I- O vício erro notório, assim como os demais vícios do n. 2 do artigo 410 do CPP, só relevam se resultarem do texto da decisão recorrida por si só ou conjugada com as regras da experiência comum.
II- Não se justifica, nos termos do artigo 35 do Decreto- -Lei 15/93, de 22 de Janeiro, a perda a favor do Estado do veículo automóvel do arguido onde este transportava a droga apreendida, quando possa pensar-se que tal veículo não foi essencial para o cometimento do crime, já que o arguido é vendedor ambulante de artigos de vestuário, actividade que exerce nas feiras.
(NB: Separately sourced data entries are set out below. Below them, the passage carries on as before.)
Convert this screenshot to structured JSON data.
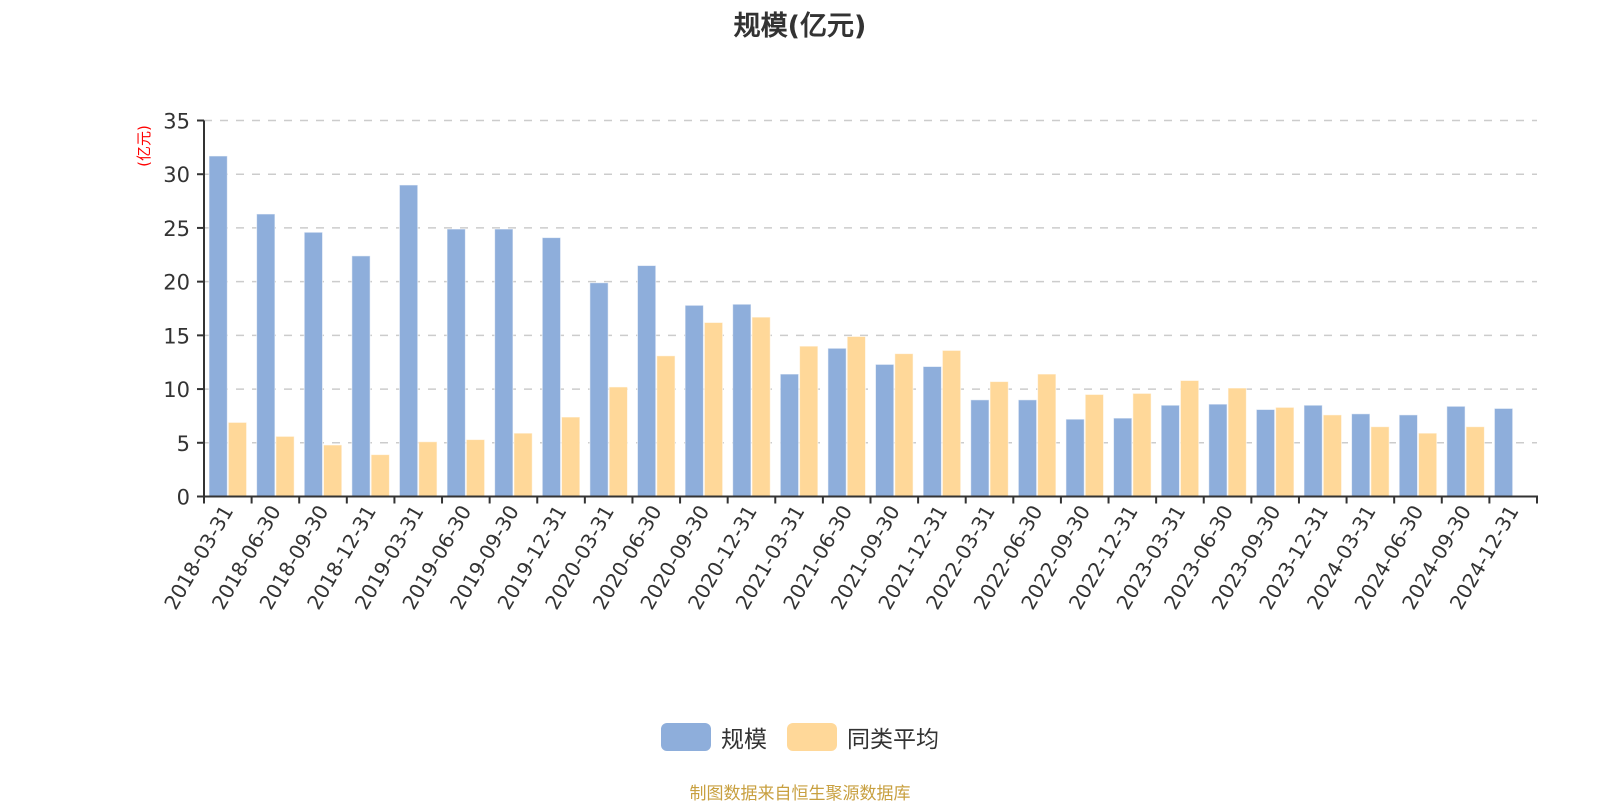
{
  "chart_data": {
    "type": "bar",
    "title": "规模(亿元)",
    "xlabel": "",
    "ylabel": "(亿元)",
    "ylim": [
      0,
      35
    ],
    "yticks": [
      0,
      5,
      10,
      15,
      20,
      25,
      30,
      35
    ],
    "grid": true,
    "legend_position": "bottom",
    "categories": [
      "2018-03-31",
      "2018-06-30",
      "2018-09-30",
      "2018-12-31",
      "2019-03-31",
      "2019-06-30",
      "2019-09-30",
      "2019-12-31",
      "2020-03-31",
      "2020-06-30",
      "2020-09-30",
      "2020-12-31",
      "2021-03-31",
      "2021-06-30",
      "2021-09-30",
      "2021-12-31",
      "2022-03-31",
      "2022-06-30",
      "2022-09-30",
      "2022-12-31",
      "2023-03-31",
      "2023-06-30",
      "2023-09-30",
      "2023-12-31",
      "2024-03-31",
      "2024-06-30",
      "2024-09-30",
      "2024-12-31"
    ],
    "series": [
      {
        "name": "规模",
        "color": "#8eaedb",
        "values": [
          31.7,
          26.3,
          24.6,
          22.4,
          29.0,
          24.9,
          24.9,
          24.1,
          19.9,
          21.5,
          17.8,
          17.9,
          11.4,
          13.8,
          12.3,
          12.1,
          9.0,
          9.0,
          7.2,
          7.3,
          8.5,
          8.6,
          8.1,
          8.5,
          7.7,
          7.6,
          8.4,
          8.2
        ]
      },
      {
        "name": "同类平均",
        "color": "#ffd899",
        "values": [
          6.9,
          5.6,
          4.8,
          3.9,
          5.1,
          5.3,
          5.9,
          7.4,
          10.2,
          13.1,
          16.2,
          16.7,
          14.0,
          14.9,
          13.3,
          13.6,
          10.7,
          11.4,
          9.5,
          9.6,
          10.8,
          10.1,
          8.3,
          7.6,
          6.5,
          5.9,
          6.5,
          null
        ]
      }
    ],
    "source_note": "制图数据来自恒生聚源数据库"
  },
  "header": {
    "title": "规模(亿元)"
  },
  "axis": {
    "unit_label": "(亿元)"
  },
  "legend": {
    "items": [
      {
        "label": "规模",
        "color": "#8eaedb"
      },
      {
        "label": "同类平均",
        "color": "#ffd899"
      }
    ]
  },
  "footer": {
    "source": "制图数据来自恒生聚源数据库"
  }
}
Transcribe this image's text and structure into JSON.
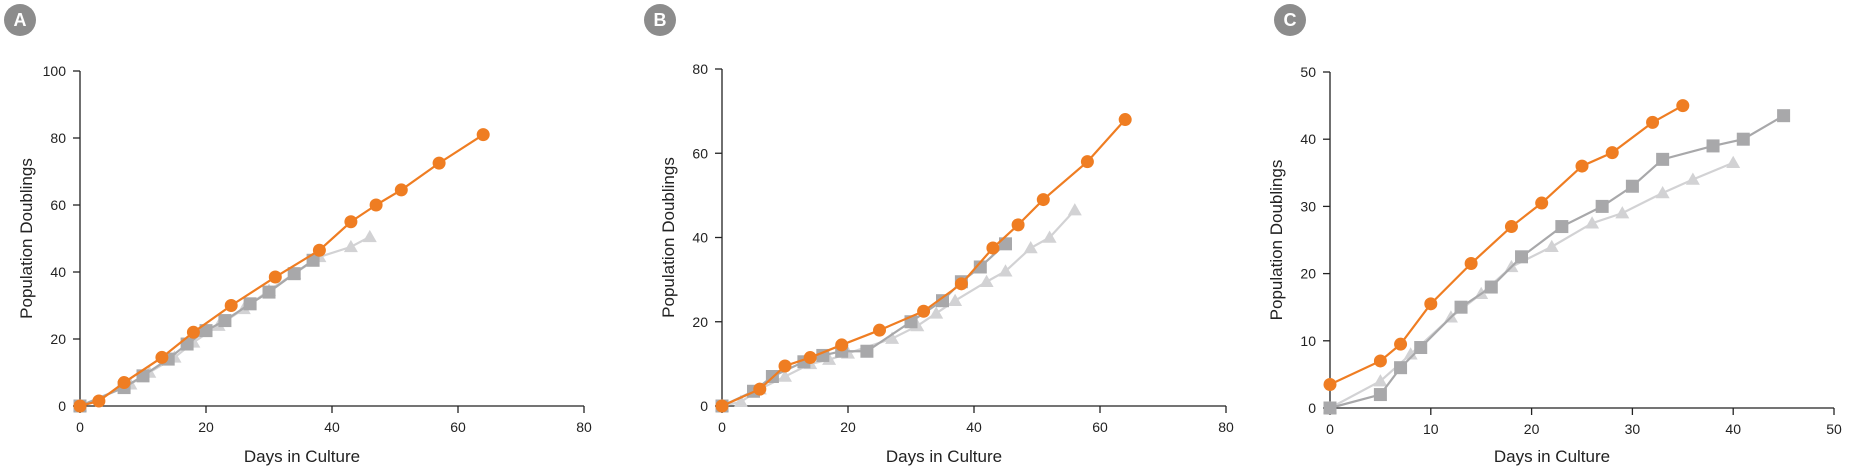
{
  "panels": [
    {
      "id": "A",
      "badge": "A",
      "xlabel": "Days in Culture",
      "ylabel": "Population Doublings",
      "xlim": [
        0,
        80
      ],
      "ylim": [
        0,
        100
      ],
      "xticks": [
        0,
        20,
        40,
        60,
        80
      ],
      "yticks": [
        0,
        20,
        40,
        60,
        80,
        100
      ]
    },
    {
      "id": "B",
      "badge": "B",
      "xlabel": "Days in Culture",
      "ylabel": "Population Doublings",
      "xlim": [
        0,
        80
      ],
      "ylim": [
        0,
        80
      ],
      "xticks": [
        0,
        20,
        40,
        60,
        80
      ],
      "yticks": [
        0,
        20,
        40,
        60,
        80
      ]
    },
    {
      "id": "C",
      "badge": "C",
      "xlabel": "Days in Culture",
      "ylabel": "Population Doublings",
      "xlim": [
        0,
        50
      ],
      "ylim": [
        0,
        50
      ],
      "xticks": [
        0,
        10,
        20,
        30,
        40,
        50
      ],
      "yticks": [
        0,
        10,
        20,
        30,
        40,
        50
      ]
    }
  ],
  "chart_data": [
    {
      "type": "line",
      "xlabel": "Days in Culture",
      "ylabel": "Population Doublings",
      "xlim": [
        0,
        80
      ],
      "ylim": [
        0,
        100
      ],
      "grid": false,
      "series": [
        {
          "marker": "circle",
          "color": "#ef7d22",
          "x": [
            0,
            3,
            7,
            13,
            18,
            24,
            31,
            38,
            43,
            47,
            51,
            57,
            64
          ],
          "y": [
            0,
            1.5,
            7,
            14.5,
            22,
            30,
            38.5,
            46.5,
            55,
            60,
            64.5,
            72.5,
            81
          ]
        },
        {
          "marker": "square",
          "color": "#a8a8aa",
          "x": [
            0,
            7,
            10,
            14,
            17,
            20,
            23,
            27,
            30,
            34,
            37
          ],
          "y": [
            0,
            5.5,
            9,
            14,
            18.5,
            22.5,
            25.5,
            30.5,
            34,
            39.5,
            43.5
          ]
        },
        {
          "marker": "triangle",
          "color": "#d2d2d4",
          "x": [
            0,
            8,
            11,
            15,
            18,
            22,
            26,
            30,
            34,
            38,
            43,
            46
          ],
          "y": [
            0,
            6.5,
            10,
            14.5,
            19,
            24,
            29,
            34.5,
            39.5,
            44.5,
            47.5,
            50.5
          ]
        }
      ]
    },
    {
      "type": "line",
      "xlabel": "Days in Culture",
      "ylabel": "Population Doublings",
      "xlim": [
        0,
        80
      ],
      "ylim": [
        0,
        80
      ],
      "grid": false,
      "series": [
        {
          "marker": "circle",
          "color": "#ef7d22",
          "x": [
            0,
            6,
            10,
            14,
            19,
            25,
            32,
            38,
            43,
            47,
            51,
            58,
            64
          ],
          "y": [
            0,
            4,
            9.5,
            11.5,
            14.5,
            18,
            22.5,
            29,
            37.5,
            43,
            49,
            58,
            68
          ]
        },
        {
          "marker": "square",
          "color": "#a8a8aa",
          "x": [
            0,
            5,
            8,
            13,
            16,
            19,
            23,
            30,
            35,
            38,
            41,
            45
          ],
          "y": [
            0,
            3.5,
            7,
            10.5,
            12,
            13,
            13,
            20,
            25,
            29.5,
            33,
            38.5
          ]
        },
        {
          "marker": "triangle",
          "color": "#d2d2d4",
          "x": [
            0,
            3,
            6,
            10,
            14,
            17,
            20,
            27,
            31,
            34,
            37,
            42,
            45,
            49,
            52,
            56
          ],
          "y": [
            0,
            1,
            4,
            7,
            10,
            11,
            12.5,
            16,
            19,
            22,
            25,
            29.5,
            32,
            37.5,
            40,
            46.5
          ]
        }
      ]
    },
    {
      "type": "line",
      "xlabel": "Days in Culture",
      "ylabel": "Population Doublings",
      "xlim": [
        0,
        50
      ],
      "ylim": [
        0,
        50
      ],
      "grid": false,
      "series": [
        {
          "marker": "circle",
          "color": "#ef7d22",
          "x": [
            0,
            5,
            7,
            10,
            14,
            18,
            21,
            25,
            28,
            32,
            35
          ],
          "y": [
            3.5,
            7,
            9.5,
            15.5,
            21.5,
            27,
            30.5,
            36,
            38,
            42.5,
            45
          ]
        },
        {
          "marker": "square",
          "color": "#a8a8aa",
          "x": [
            0,
            5,
            7,
            9,
            13,
            16,
            19,
            23,
            27,
            30,
            33,
            38,
            41,
            45
          ],
          "y": [
            0,
            2,
            6,
            9,
            15,
            18,
            22.5,
            27,
            30,
            33,
            37,
            39,
            40,
            43.5
          ]
        },
        {
          "marker": "triangle",
          "color": "#d2d2d4",
          "x": [
            0,
            5,
            8,
            12,
            15,
            18,
            22,
            26,
            29,
            33,
            36,
            40
          ],
          "y": [
            0,
            4,
            8,
            13.5,
            17,
            21,
            24,
            27.5,
            29,
            32,
            34,
            36.5
          ]
        }
      ]
    }
  ]
}
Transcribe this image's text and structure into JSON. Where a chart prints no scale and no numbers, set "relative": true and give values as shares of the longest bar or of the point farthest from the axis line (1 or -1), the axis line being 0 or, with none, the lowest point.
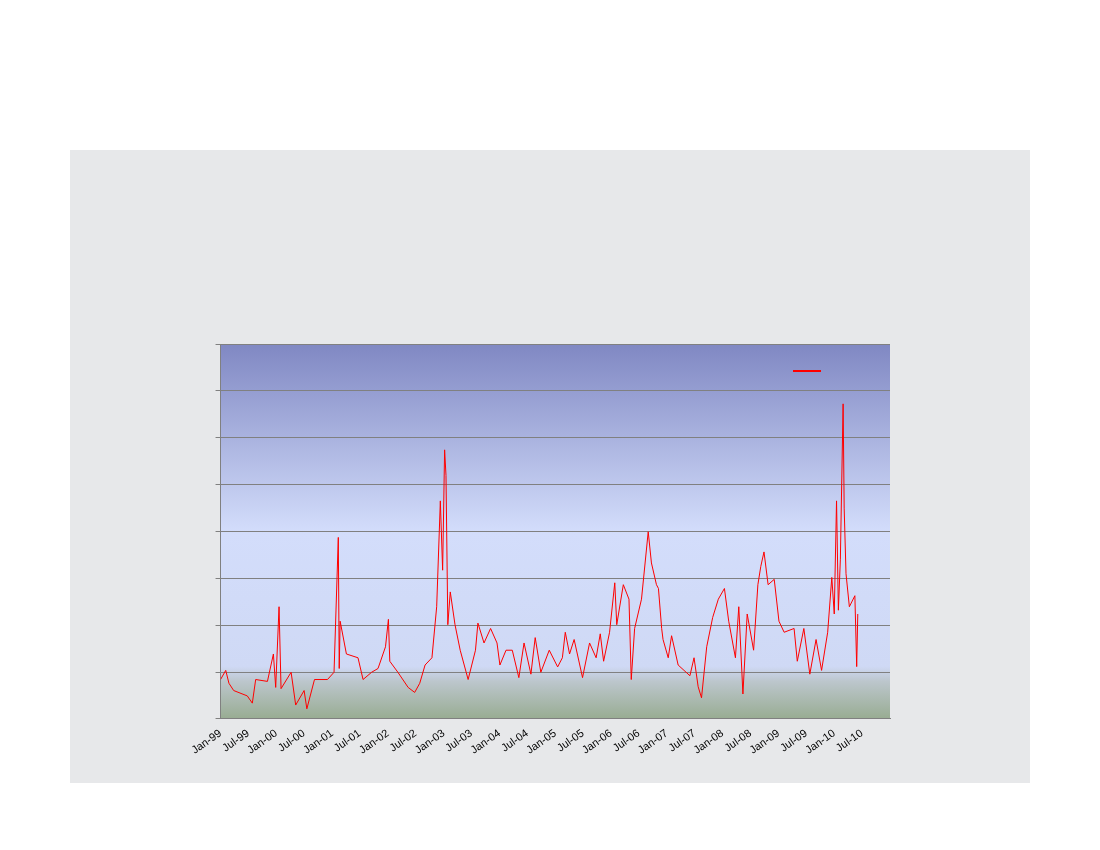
{
  "chart_data": {
    "type": "line",
    "relative": true,
    "grid": "y",
    "marker": "none",
    "line_style": "solid",
    "xlim": [
      "1999-01-01",
      "2011-01-01"
    ],
    "xticks": [
      {
        "value": "1999-01-01",
        "label": "Jan-99"
      },
      {
        "value": "1999-07-01",
        "label": "Jul-99"
      },
      {
        "value": "2000-01-01",
        "label": "Jan-00"
      },
      {
        "value": "2000-07-01",
        "label": "Jul-00"
      },
      {
        "value": "2001-01-01",
        "label": "Jan-01"
      },
      {
        "value": "2001-07-01",
        "label": "Jul-01"
      },
      {
        "value": "2002-01-01",
        "label": "Jan-02"
      },
      {
        "value": "2002-07-01",
        "label": "Jul-02"
      },
      {
        "value": "2003-01-01",
        "label": "Jan-03"
      },
      {
        "value": "2003-07-01",
        "label": "Jul-03"
      },
      {
        "value": "2004-01-01",
        "label": "Jan-04"
      },
      {
        "value": "2004-07-01",
        "label": "Jul-04"
      },
      {
        "value": "2005-01-01",
        "label": "Jan-05"
      },
      {
        "value": "2005-07-01",
        "label": "Jul-05"
      },
      {
        "value": "2006-01-01",
        "label": "Jan-06"
      },
      {
        "value": "2006-07-01",
        "label": "Jul-06"
      },
      {
        "value": "2007-01-01",
        "label": "Jan-07"
      },
      {
        "value": "2007-07-01",
        "label": "Jul-07"
      },
      {
        "value": "2008-01-01",
        "label": "Jan-08"
      },
      {
        "value": "2008-07-01",
        "label": "Jul-08"
      },
      {
        "value": "2009-01-01",
        "label": "Jan-09"
      },
      {
        "value": "2009-07-01",
        "label": "Jul-09"
      },
      {
        "value": "2010-01-01",
        "label": "Jan-10"
      },
      {
        "value": "2010-07-01",
        "label": "Jul-10"
      },
      {
        "value": "2011-01-01",
        "label": null
      }
    ],
    "x": [
      "1999-01-01",
      "1999-02-04",
      "1999-02-25",
      "1999-03-28",
      "1999-06-25",
      "1999-07-28",
      "1999-08-19",
      "1999-11-04",
      "1999-12-13",
      "1999-12-28",
      "2000-01-19",
      "2000-02-01",
      "2000-04-07",
      "2000-05-07",
      "2000-07-01",
      "2000-07-19",
      "2000-09-07",
      "2000-12-01",
      "2001-01-13",
      "2001-02-10",
      "2001-02-16",
      "2001-02-22",
      "2001-04-04",
      "2001-06-19",
      "2001-07-22",
      "2001-09-16",
      "2001-10-28",
      "2001-12-16",
      "2002-01-04",
      "2002-01-13",
      "2002-03-07",
      "2002-05-13",
      "2002-06-25",
      "2002-07-28",
      "2002-09-01",
      "2002-10-16",
      "2002-11-16",
      "2002-12-10",
      "2002-12-25",
      "2003-01-07",
      "2003-01-16",
      "2003-01-28",
      "2003-02-13",
      "2003-03-16",
      "2003-04-19",
      "2003-06-10",
      "2003-07-28",
      "2003-08-13",
      "2003-09-22",
      "2003-11-04",
      "2003-12-16",
      "2004-01-04",
      "2004-02-13",
      "2004-03-25",
      "2004-05-07",
      "2004-06-10",
      "2004-07-25",
      "2004-08-22",
      "2004-09-28",
      "2004-11-22",
      "2005-01-16",
      "2005-02-16",
      "2005-03-07",
      "2005-04-04",
      "2005-05-04",
      "2005-06-28",
      "2005-08-13",
      "2005-09-25",
      "2005-10-22",
      "2005-11-13",
      "2005-12-22",
      "2006-01-25",
      "2006-02-07",
      "2006-03-22",
      "2006-04-28",
      "2006-05-13",
      "2006-06-04",
      "2006-07-19",
      "2006-09-01",
      "2006-09-22",
      "2006-10-25",
      "2006-11-07",
      "2006-11-28",
      "2006-12-07",
      "2007-01-10",
      "2007-02-01",
      "2007-03-16",
      "2007-06-01",
      "2007-06-28",
      "2007-07-25",
      "2007-08-16",
      "2007-09-19",
      "2007-10-28",
      "2007-12-04",
      "2008-01-13",
      "2008-02-10",
      "2008-03-25",
      "2008-04-16",
      "2008-05-13",
      "2008-06-10",
      "2008-07-22",
      "2008-08-19",
      "2008-09-07",
      "2008-09-28",
      "2008-10-25",
      "2008-12-04",
      "2009-01-04",
      "2009-02-07",
      "2009-04-13",
      "2009-05-04",
      "2009-06-16",
      "2009-07-25",
      "2009-09-04",
      "2009-10-10",
      "2009-11-19",
      "2009-12-16",
      "2010-01-01",
      "2010-01-16",
      "2010-01-28",
      "2010-02-10",
      "2010-02-28",
      "2010-03-07",
      "2010-03-19",
      "2010-04-10",
      "2010-05-16",
      "2010-05-28",
      "2010-06-04"
    ],
    "series": [
      {
        "color": "#ff0000",
        "values": [
          0.125,
          0.154,
          0.113,
          0.09,
          0.073,
          0.05,
          0.125,
          0.119,
          0.206,
          0.1,
          0.356,
          0.096,
          0.148,
          0.044,
          0.09,
          0.032,
          0.125,
          0.125,
          0.148,
          0.576,
          0.16,
          0.31,
          0.206,
          0.194,
          0.125,
          0.148,
          0.16,
          0.229,
          0.316,
          0.183,
          0.148,
          0.1,
          0.084,
          0.113,
          0.171,
          0.194,
          0.356,
          0.692,
          0.472,
          0.854,
          0.773,
          0.299,
          0.403,
          0.299,
          0.218,
          0.125,
          0.218,
          0.304,
          0.241,
          0.287,
          0.241,
          0.171,
          0.218,
          0.218,
          0.131,
          0.241,
          0.142,
          0.258,
          0.148,
          0.218,
          0.165,
          0.194,
          0.275,
          0.206,
          0.252,
          0.131,
          0.241,
          0.194,
          0.27,
          0.183,
          0.275,
          0.432,
          0.299,
          0.426,
          0.38,
          0.125,
          0.287,
          0.38,
          0.594,
          0.495,
          0.426,
          0.414,
          0.287,
          0.252,
          0.194,
          0.264,
          0.171,
          0.137,
          0.194,
          0.102,
          0.067,
          0.229,
          0.322,
          0.38,
          0.414,
          0.31,
          0.194,
          0.356,
          0.079,
          0.333,
          0.218,
          0.426,
          0.484,
          0.53,
          0.426,
          0.443,
          0.31,
          0.275,
          0.287,
          0.183,
          0.287,
          0.142,
          0.252,
          0.154,
          0.275,
          0.449,
          0.333,
          0.692,
          0.345,
          0.507,
          1,
          0.669,
          0.461,
          0.356,
          0.391,
          0.166,
          0.333
        ]
      }
    ]
  }
}
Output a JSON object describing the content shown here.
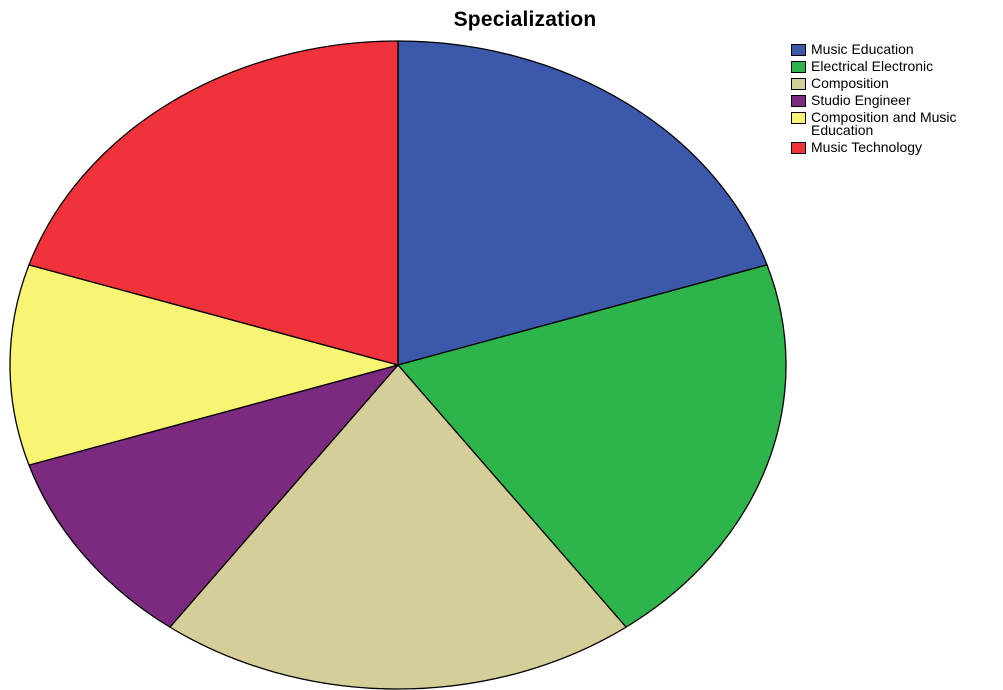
{
  "chart_data": {
    "type": "pie",
    "title": "Specialization",
    "legend_position": "top-right",
    "categories": [
      "Music Education",
      "Electrical Electronic",
      "Composition",
      "Studio Engineer",
      "Composition and Music Education",
      "Music Technology"
    ],
    "values": [
      20,
      20,
      20,
      10,
      10,
      20
    ],
    "colors": [
      "#3c58aa",
      "#2db44a",
      "#d4ce98",
      "#7b2a7f",
      "#f9f574",
      "#f0323a"
    ],
    "legend_labels": [
      [
        "Music Education"
      ],
      [
        "Electrical Electronic"
      ],
      [
        "Composition"
      ],
      [
        "Studio Engineer"
      ],
      [
        "Composition and Music",
        "Education"
      ],
      [
        "Music Technology"
      ]
    ]
  }
}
Aliás não se vê que tal veículo, pela sua natureza ou pelas circunstâncias do caso, seja susceptivo de pôr em perigo a segurança das pessoas (considerando o tipo de crime de que se trata) ou ofereça sérios riscos de ser utilizado para o cometimento de novos crimes, condições estas do citado artigo 25. Privá-lo definitivamente desse instrumento de trabalho, pode dificultar demasiado a finalidade da sua reintegração na sociedade e ter graves repercussões no sustento do agregado familiar, dado que a companheira também exerce a profissão de vendedora ambulante, durante o cumprimento da pena.
Aliás, dada a pena cominada para o arguido, -6 anos e 6 meses de prisão - não se antevê como provável que possa ser utilizada pelo arguido para cometer novos crimes ou que ofereça sérios riscos de utilização para esse fim (cfr. artigo 109 do Código Penal).